PARACELSE, De Homunculis, in Operum Volumen Secundum, Genevae, De Tournes, 1658, p. 475.
Il nous conduisit dehors, dans le jardin, et tout d'un coup je me sentis mieux. Je n'osais pas demander aux autres si Lorenza était vraiment revenue. J'avais rêvé. Mais après quelques pas nous entrâmes dans une serre, et de nouveau la chaleur suffocante m'étourdit. Au milieu des plantes, tropicales pour la plupart, se trouvaient six ampoules de verre en forme de poire – ou de larme – hermétiquement closes par un sceau, et pleines d'un liquide céruléen.
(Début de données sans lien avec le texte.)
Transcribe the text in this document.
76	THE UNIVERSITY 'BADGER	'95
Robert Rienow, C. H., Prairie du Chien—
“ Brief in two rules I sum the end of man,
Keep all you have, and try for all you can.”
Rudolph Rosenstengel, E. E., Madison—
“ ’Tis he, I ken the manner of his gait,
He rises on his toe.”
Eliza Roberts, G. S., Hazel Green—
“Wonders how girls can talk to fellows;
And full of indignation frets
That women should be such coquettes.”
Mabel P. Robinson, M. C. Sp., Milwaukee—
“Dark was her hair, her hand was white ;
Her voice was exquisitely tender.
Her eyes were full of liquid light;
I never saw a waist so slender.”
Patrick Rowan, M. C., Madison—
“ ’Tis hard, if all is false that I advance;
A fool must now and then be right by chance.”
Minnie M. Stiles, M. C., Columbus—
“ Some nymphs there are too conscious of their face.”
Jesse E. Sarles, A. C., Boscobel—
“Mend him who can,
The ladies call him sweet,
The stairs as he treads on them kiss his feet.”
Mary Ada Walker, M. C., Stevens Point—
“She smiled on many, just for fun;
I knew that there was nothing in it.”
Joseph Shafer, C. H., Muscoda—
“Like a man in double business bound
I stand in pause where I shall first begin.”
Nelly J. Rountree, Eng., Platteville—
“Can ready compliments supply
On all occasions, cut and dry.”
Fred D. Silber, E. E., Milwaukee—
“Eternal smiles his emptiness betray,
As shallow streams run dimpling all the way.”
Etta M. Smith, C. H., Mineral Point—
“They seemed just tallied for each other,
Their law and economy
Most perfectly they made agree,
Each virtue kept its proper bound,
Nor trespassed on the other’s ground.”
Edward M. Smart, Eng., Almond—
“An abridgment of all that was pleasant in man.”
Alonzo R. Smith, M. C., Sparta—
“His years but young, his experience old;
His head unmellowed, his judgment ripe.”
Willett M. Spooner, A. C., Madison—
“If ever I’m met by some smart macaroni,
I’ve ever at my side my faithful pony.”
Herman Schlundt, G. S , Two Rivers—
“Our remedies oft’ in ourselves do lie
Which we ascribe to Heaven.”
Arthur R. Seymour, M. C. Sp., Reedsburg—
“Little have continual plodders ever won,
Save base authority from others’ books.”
A l'intérieur de chaque vase ondoyait un être haut d'une vingtaine de centimètres : nous reconnûmes le roi aux cheveux gris, la reine, le Maure, le guerrier et les deux adolescents couronnés de laurier, un bleu et l'autre rose... Ils évoluaient avec un mouvement natatoire gracieux, comme s'ils se mouvaient dans leur élément.
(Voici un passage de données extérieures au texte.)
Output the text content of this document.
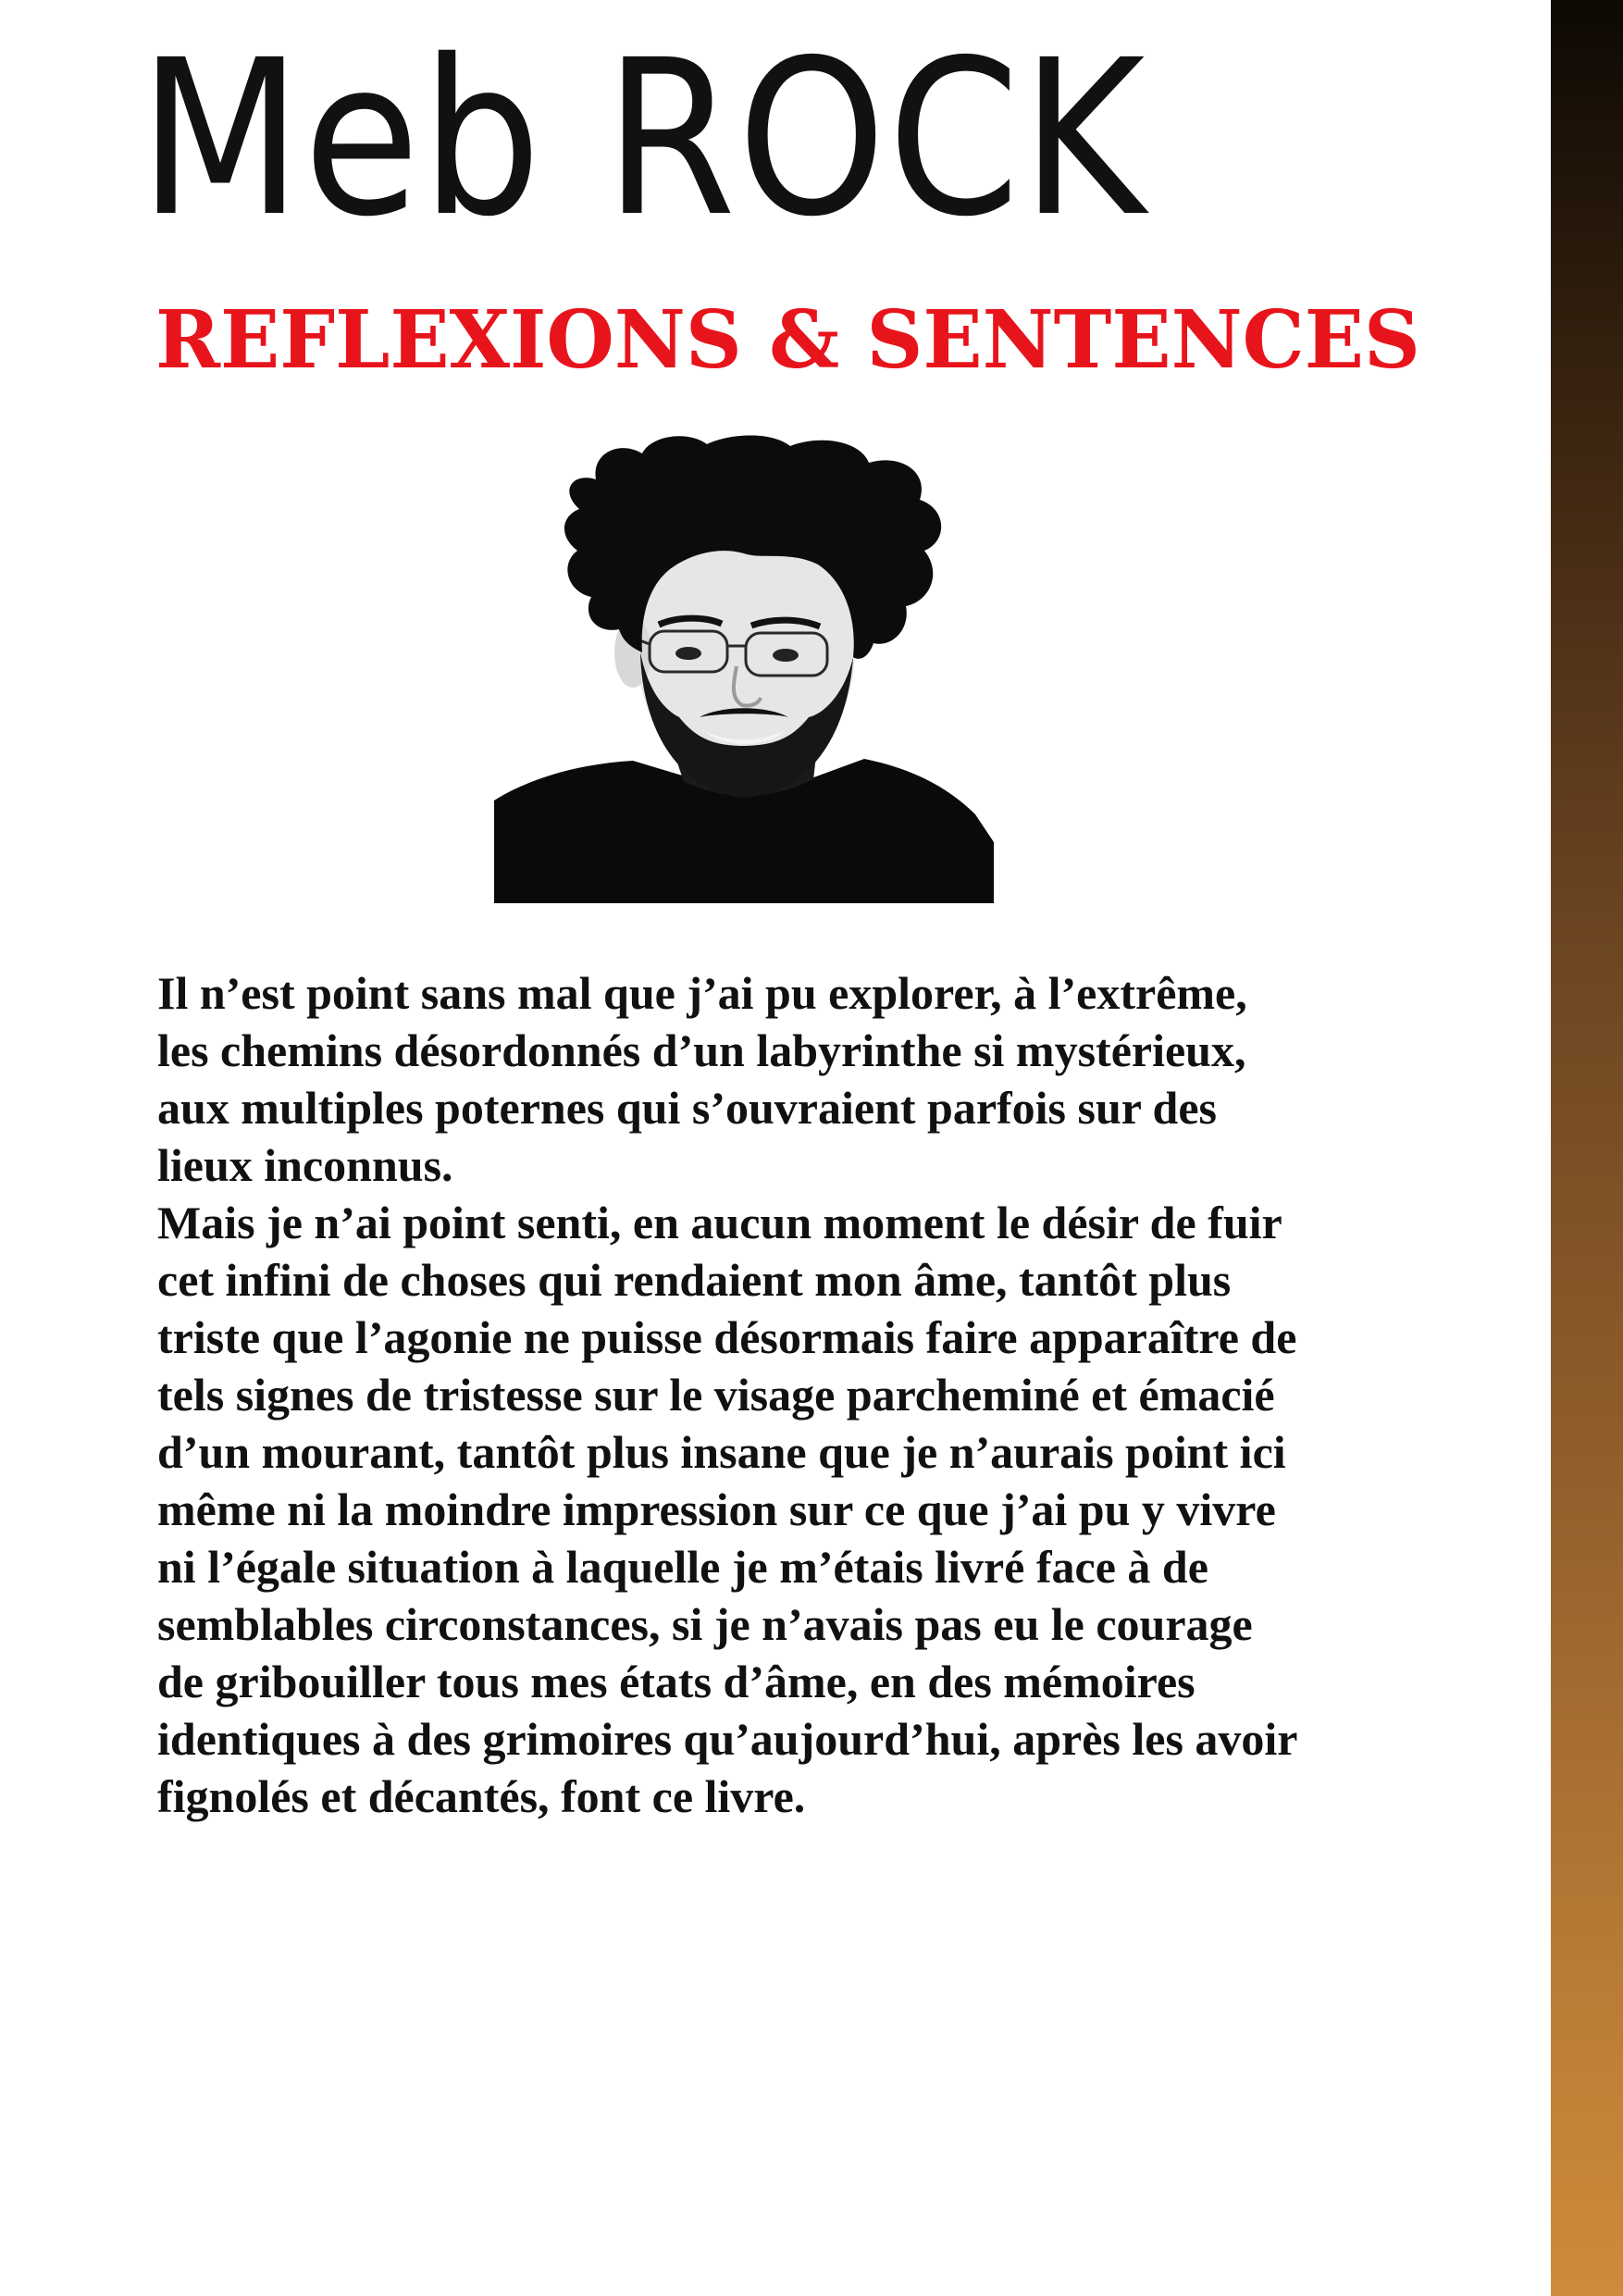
Meb ROCK
REFLEXIONS & SENTENCES
Il n’est point sans mal que j’ai pu explorer, à l’extrême,
les chemins désordonnés d’un labyrinthe si mystérieux,
aux multiples poternes qui s’ouvraient parfois sur des
lieux inconnus.
Mais je n’ai point senti, en aucun moment le désir de fuir
cet infini de choses qui rendaient mon âme, tantôt plus
triste que l’agonie ne puisse désormais faire apparaître de
tels signes de tristesse sur le visage parcheminé et émacié
d’un mourant, tantôt plus insane que je n’aurais point ici
même ni la moindre impression sur ce que j’ai pu y vivre
ni l’égale situation à laquelle je m’étais livré face à de
semblables circonstances, si je n’avais pas eu le courage
de gribouiller tous mes états d’âme, en des mémoires
identiques à des grimoires qu’aujourd’hui, après les avoir
fignolés et décantés, font ce livre.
Il était difficile d'établir s'il s'agissait de modèles en plastique, en cire, ou d'êtres vivants, d'autant que la légère turbidité ne permettait pas de comprendre si le faible halètement qui les animait provenait d'un effet d'optique ou de la réalité.
« Il paraît qu'ils grandissent de jour en jour, dit Agliè. Chaque matin les vases sont ensevelis sous un tas de fumier de cheval frais, autrement dit chaud, qui fournit la température utile à leur croissance. C'est pour cela que chez Paracelse apparaissent des prescriptions où on dit qu'il faut faire grandir les homuncules à la température d'un ventre de cheval. Selon notre hôte, ces homuncules lui parlent, lui communiquent des secrets, émettent des vaticinations : qui lui révèle les vraies mesures du Temple de Salomon, qui la façon d'exorciser les démons... Honnêtement, moi je ne les ai jamais entendus parler. »
Ils avaient des visages très mobiles. Le roi regardait la reine avec tendresse et ses yeux étaient très doux.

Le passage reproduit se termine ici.